Dylan was 10 years old when he contracted pertussis, also known as whooping cough. His mother, Leah, is the Development Lead at Vaccinate Your Family and advocates for vaccination so no child experiences what her son did.
Leah shares Dylan’s year-long struggle with pertussis below.
Dylan was an athletic fifth grader who loved being outside. He was always moving around—running, swimming, biking, skateboarding. He did it all!
Soccer was a huge part of his life. Dylan was a keeper, but in the final season before he got sick, his coach had him in the field more and more, where he controlled the game as a center midfielder. Dylan has asthma, so he was never a kid who could run for hours. However, in the championship game of that season, he never came off the field and scored the winning goal!
I remember Dylan being super excited to join the elementary school basketball team. His coach made him a starter despite never having played on a “real” team before.
In January 2019, Dylan woke up one morning with a cough. It wasn’t that unusual, since Dylan has struggled with chronic coughs and asthma ever since he had respiratory syncytial virus (RSV) as an infant. This time, however, his cough sounded worse than usual.
I kept him home from school that day and grew more concerned as the hours went by. Normally, even when he was at his sickest, he would have long spans of time without coughing. This cough, it seemed, was relentless.
I thought it was just croup or something like that, which we had dealt with loads of times, but by the next day I was really worried. I took him to the doctor, where they said his illness was probably viral. We were told we should treat it with rest and fluids—the usual stuff.
By the second week, we knew this illness was something different. He woke up every morning and started coughing immediately. The only time he stopped coughing was when he was asleep. We’d been to the doctor a couple of times and were using inhalers, nebulizers, steroids, and antibiotics. Nothing was helping, and he couldn’t get any relief.
It took an entire month before Dylan was diagnosed with pertussis, in part because he was vaccinated. Pertussis just wasn’t on anyone’s radar. Even after his diagnosis, there were many more trips to the doctor. On one particularly bad day, Dylan had to go to the emergency room. He was gasping for air because he couldn’t stop coughing long enough to breathe.
Dylan coughed for a year. Pertussis destroys the lining of your lungs, and he kept relapsing, so the healing was very, very slow.
Socially, it was tough. He never played basketball again. He missed most of that soccer season, too, which was hard because it was such a big part of his life. Once we were sure he wasn’t contagious anymore, we’d go and sit on the sidelines to watch if he felt up to it. But he often didn’t.
Dylan missed much of the second half of 5th grade.
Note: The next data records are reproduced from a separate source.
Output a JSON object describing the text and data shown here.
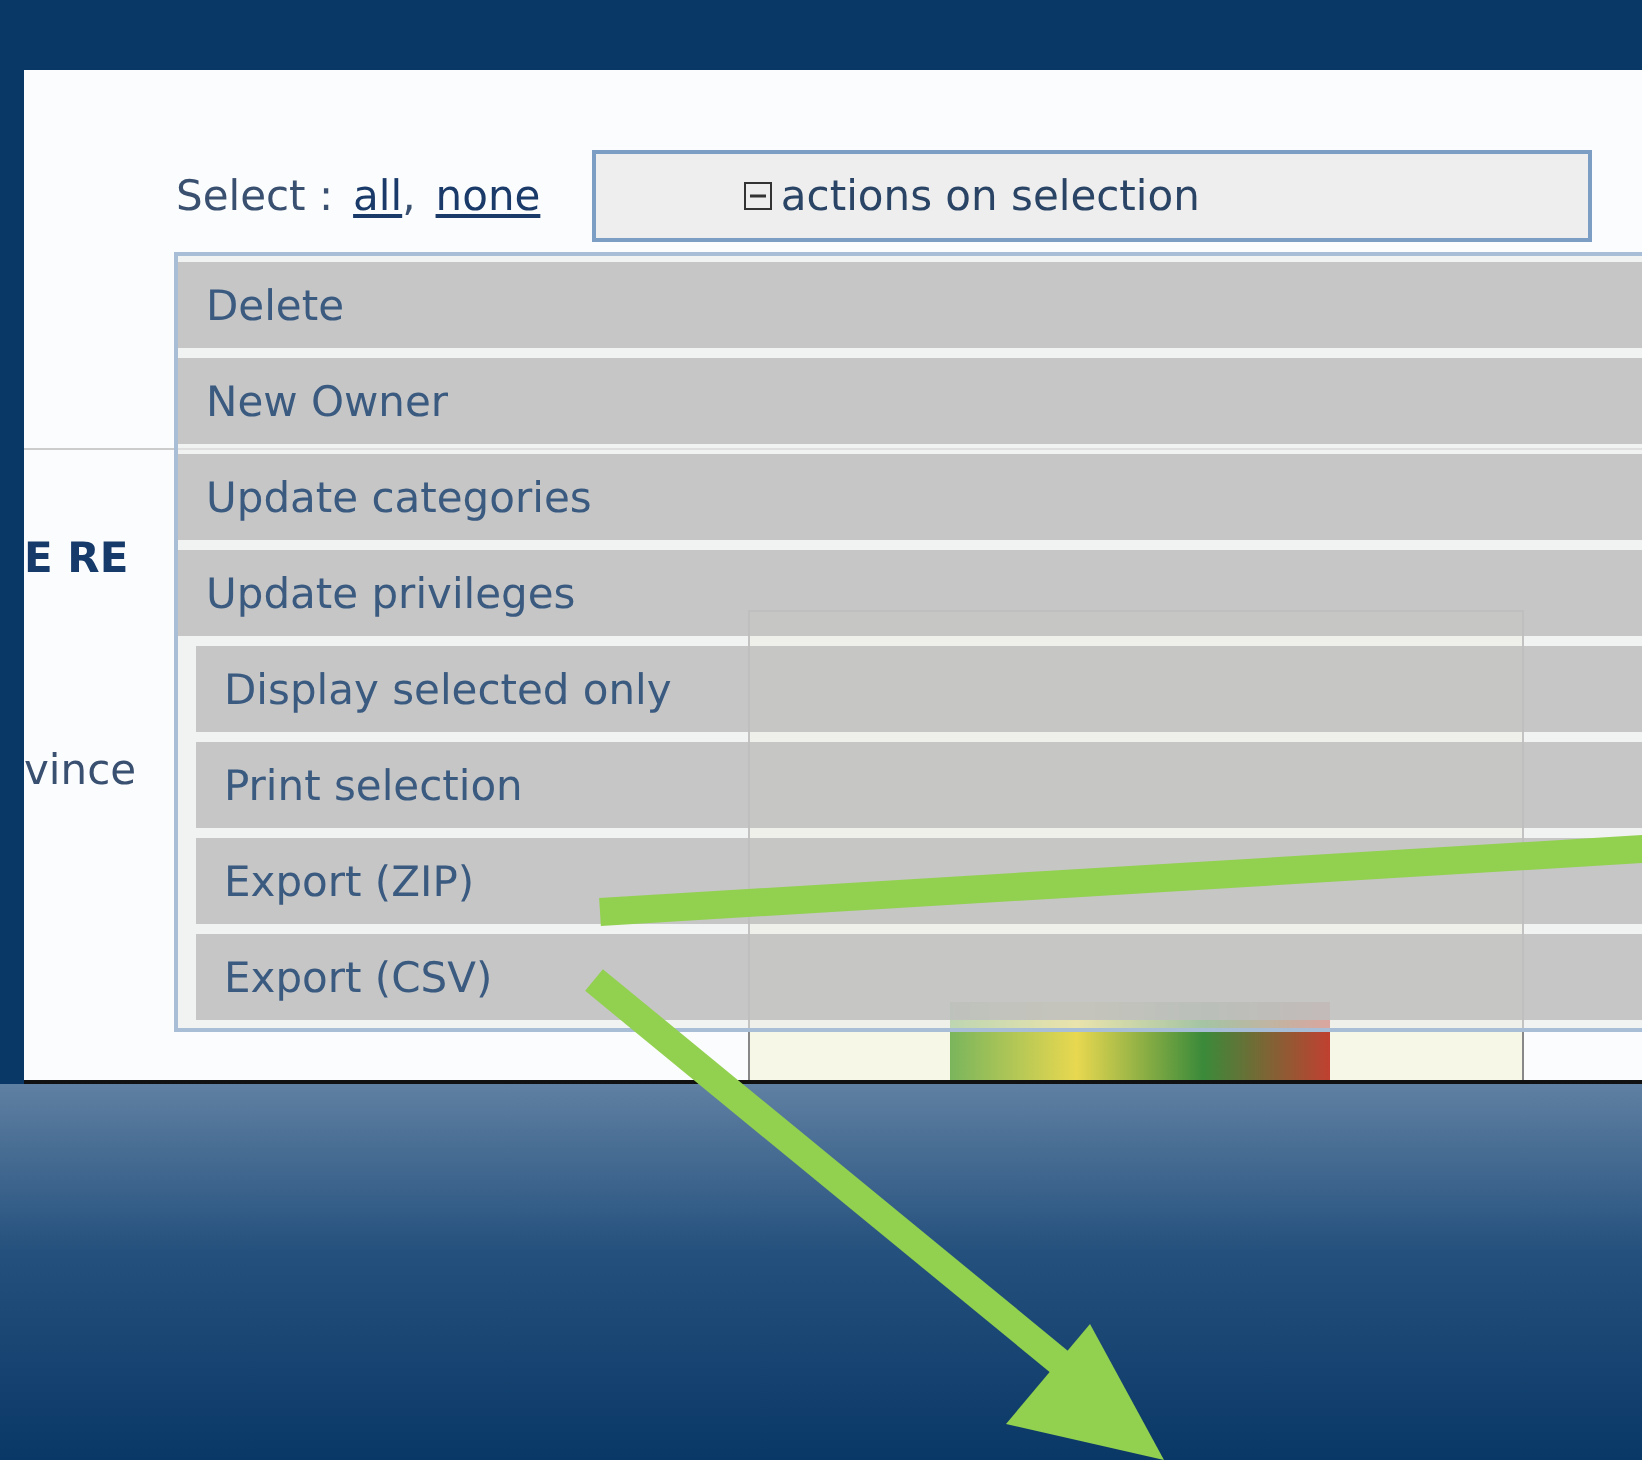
{
  "select": {
    "label": "Select :",
    "links": [
      "all",
      "none"
    ],
    "separator": ","
  },
  "actions_button": {
    "label": "actions on selection",
    "expanded": true
  },
  "background_texts": [
    "E RE",
    "vince"
  ],
  "menu": {
    "groups": [
      {
        "items": [
          "Delete",
          "New Owner",
          "Update categories",
          "Update privileges"
        ]
      },
      {
        "items": [
          "Display selected only",
          "Print selection",
          "Export (ZIP)",
          "Export (CSV)"
        ]
      }
    ]
  }
}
He wasn’t old enough for a cell phone, so it was hard for him to keep up with friends. He hung out with me a lot and got used to being on his own. Then, when Dylan started middle school, he was the kid with the cough for the first few months. When the students went on a school camping trip, he had to go to the nurse each morning for nebulizer treatments. That’s hard on a kid.
Just when Dylan was finally in the clear and his cough had stopped, the COVID-19 pandemic hit, and he did the rest of 6th grade from home. He’d probably tell you that was fine by him—he was used to school from home already—but as a mom, that was hard to watch. Luckily by then, we’d given him his first phone, so he was able to stay in touch with friends.
Dylan still has asthma and is prone to respiratory issues, but I think he’s healed pretty well from pertussis. Do I still flinch any time I hear him start to cough? Absolutely. And yet, I know how lucky we are. Dylan is now a healthy 17-year-old who is heading to college next fall to study molecular biology.
Yes, Dylan had all of his childhood vaccinations. However, we now understand that he was lacking in some of his immune responses in general, so he might not have responded strongly to his previous doses of DTaP.
Dylan caught pertussis five months before he was due for his Tdap booster. His illness was definitely an instance where community immunity would have helped him. Despite all our best efforts to keep him healthy, he was exposed to pertussis, and his body wasn’t equipped to fight it.
What do you want others to know about pertussis that you didn’t realize until after his illness? I wouldn’t wish the hell that was our Pertussis Year on my worst enemy. No kid should have to go through that.
At one point, I was talking to a friend of mine who’s a pharmacist. She asked what medications Dylan was on, and as I started listing them off, her eyes got big. “That’s what my elderly patients with chronic obstructive pulmonary disease (COPD) are all on,” she said, referencing two of the inhalers. I’ll never forget that.
I’m a chronic over-sharer. Kinder people might call me a storyteller. Dylan’s journey was documented on Facebook and Instagram as we dealt with the diagnosis, treatment, and slow healing. I never shied away from the reality my kid was in and how hard it was on him, because I hoped that if people read his story, they’d vaccinate. I definitely had what I call “Soapbox Moments,” where I shouted into the internet ether about the value of vaccines, even before I knew enough to share anything more useful than our personal experience.
Since coming to Vaccinate Your Family, I’ve learned so much about vaccine science and safety. It’s taken my own personal soapbox to the next level.